A coalizão brasileira e internacional sustentam que uma solução política equilibrada é possível.
As partes interessadas no setor musical apoiam:
- ajustar o Sinaflor possibilitando o registro dos plantios existentes para fins de exploração sustentável do Pau-brasil a exemplo de outras espécies nativas.

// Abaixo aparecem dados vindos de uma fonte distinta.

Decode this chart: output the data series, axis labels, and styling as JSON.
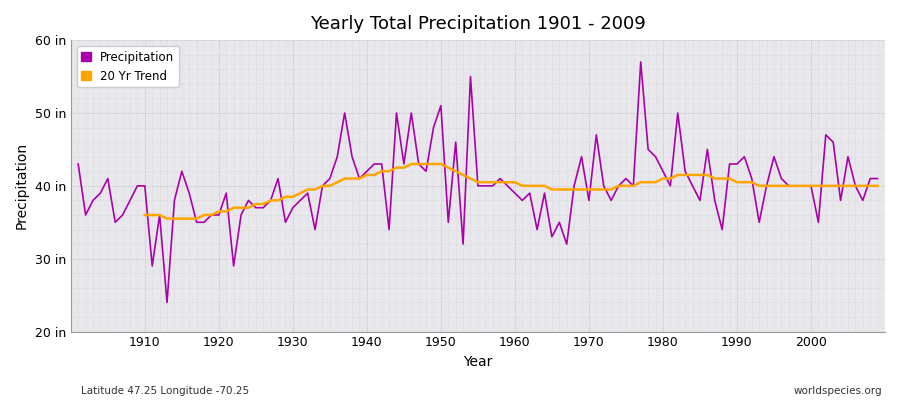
{
  "title": "Yearly Total Precipitation 1901 - 2009",
  "xlabel": "Year",
  "ylabel": "Precipitation",
  "subtitle_left": "Latitude 47.25 Longitude -70.25",
  "subtitle_right": "worldspecies.org",
  "bg_color": "#f5f5f5",
  "plot_bg_color": "#e8e8ec",
  "outer_bg_color": "#ffffff",
  "precip_color": "#aa00aa",
  "trend_color": "#ffa500",
  "ylim": [
    20,
    60
  ],
  "yticks": [
    20,
    30,
    40,
    50,
    60
  ],
  "ytick_labels": [
    "20 in",
    "30 in",
    "40 in",
    "50 in",
    "60 in"
  ],
  "xlim": [
    1900,
    2010
  ],
  "xticks": [
    1910,
    1920,
    1930,
    1940,
    1950,
    1960,
    1970,
    1980,
    1990,
    2000
  ],
  "years": [
    1901,
    1902,
    1903,
    1904,
    1905,
    1906,
    1907,
    1908,
    1909,
    1910,
    1911,
    1912,
    1913,
    1914,
    1915,
    1916,
    1917,
    1918,
    1919,
    1920,
    1921,
    1922,
    1923,
    1924,
    1925,
    1926,
    1927,
    1928,
    1929,
    1930,
    1931,
    1932,
    1933,
    1934,
    1935,
    1936,
    1937,
    1938,
    1939,
    1940,
    1941,
    1942,
    1943,
    1944,
    1945,
    1946,
    1947,
    1948,
    1949,
    1950,
    1951,
    1952,
    1953,
    1954,
    1955,
    1956,
    1957,
    1958,
    1959,
    1960,
    1961,
    1962,
    1963,
    1964,
    1965,
    1966,
    1967,
    1968,
    1969,
    1970,
    1971,
    1972,
    1973,
    1974,
    1975,
    1976,
    1977,
    1978,
    1979,
    1980,
    1981,
    1982,
    1983,
    1984,
    1985,
    1986,
    1987,
    1988,
    1989,
    1990,
    1991,
    1992,
    1993,
    1994,
    1995,
    1996,
    1997,
    1998,
    1999,
    2000,
    2001,
    2002,
    2003,
    2004,
    2005,
    2006,
    2007,
    2008,
    2009
  ],
  "precip": [
    43,
    36,
    38,
    39,
    41,
    35,
    36,
    38,
    40,
    40,
    29,
    36,
    24,
    38,
    42,
    39,
    35,
    35,
    36,
    36,
    39,
    29,
    36,
    38,
    37,
    37,
    38,
    41,
    35,
    37,
    38,
    39,
    34,
    40,
    41,
    44,
    50,
    44,
    41,
    42,
    43,
    43,
    34,
    50,
    43,
    50,
    43,
    42,
    48,
    51,
    35,
    46,
    32,
    55,
    40,
    40,
    40,
    41,
    40,
    39,
    38,
    39,
    34,
    39,
    33,
    35,
    32,
    40,
    44,
    38,
    47,
    40,
    38,
    40,
    41,
    40,
    57,
    45,
    44,
    42,
    40,
    50,
    42,
    40,
    38,
    45,
    38,
    34,
    43,
    43,
    44,
    41,
    35,
    40,
    44,
    41,
    40,
    40,
    40,
    40,
    35,
    47,
    46,
    38,
    44,
    40,
    38,
    41,
    41
  ],
  "trend": [
    null,
    null,
    null,
    null,
    null,
    null,
    null,
    null,
    null,
    36,
    36,
    36,
    35.5,
    35.5,
    35.5,
    35.5,
    35.5,
    36,
    36,
    36.5,
    36.5,
    37,
    37,
    37,
    37.5,
    37.5,
    38,
    38,
    38.5,
    38.5,
    39,
    39.5,
    39.5,
    40,
    40,
    40.5,
    41,
    41,
    41,
    41.5,
    41.5,
    42,
    42,
    42.5,
    42.5,
    43,
    43,
    43,
    43,
    43,
    42.5,
    42,
    41.5,
    41,
    40.5,
    40.5,
    40.5,
    40.5,
    40.5,
    40.5,
    40,
    40,
    40,
    40,
    39.5,
    39.5,
    39.5,
    39.5,
    39.5,
    39.5,
    39.5,
    39.5,
    39.5,
    40,
    40,
    40,
    40.5,
    40.5,
    40.5,
    41,
    41,
    41.5,
    41.5,
    41.5,
    41.5,
    41.5,
    41,
    41,
    41,
    40.5,
    40.5,
    40.5,
    40,
    40,
    40,
    40,
    40,
    40,
    40,
    40,
    40,
    40,
    40,
    40,
    40,
    40,
    40,
    40,
    40
  ]
}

- a implementação de uma melhor e mais clara política
- o desenvolvimento de um inventário nacional abrangente sobre o status da espécie
- a criação de um processo para estabelecer a rastreabilidade para os arcos de pau-brasil brutos e acabados,
- maior financiamento e parcerias estratégicas para promover a conservação, pesquisas científicas de populações naturais e artificialmente propagadas, bem como o uso sustentável do pau-brasil
Sem garantia de conservação
A possível inclusão do pau-brasil no Anexo I da CITES não garante preservação. De acordo com uma fonte ouvida pela Música & Mercado, principal publicação de negócios da música no País “A exportação de madeira ilegal ocorre nas barbas do Ibama. Basta ver que a China hoje, é o maior fornecedor de arcos de violino com pau-brasil. Como eles tem se não há registros?” Questiona o interlocutor.
“A indústria da música busca equilíbrio e a diferenciação entre os bons e maus deste setor. Por hora, sabemos que a única área que refloresta de fato o pau-brasil é a música”, finaliza Daniel Neves, da Anafima.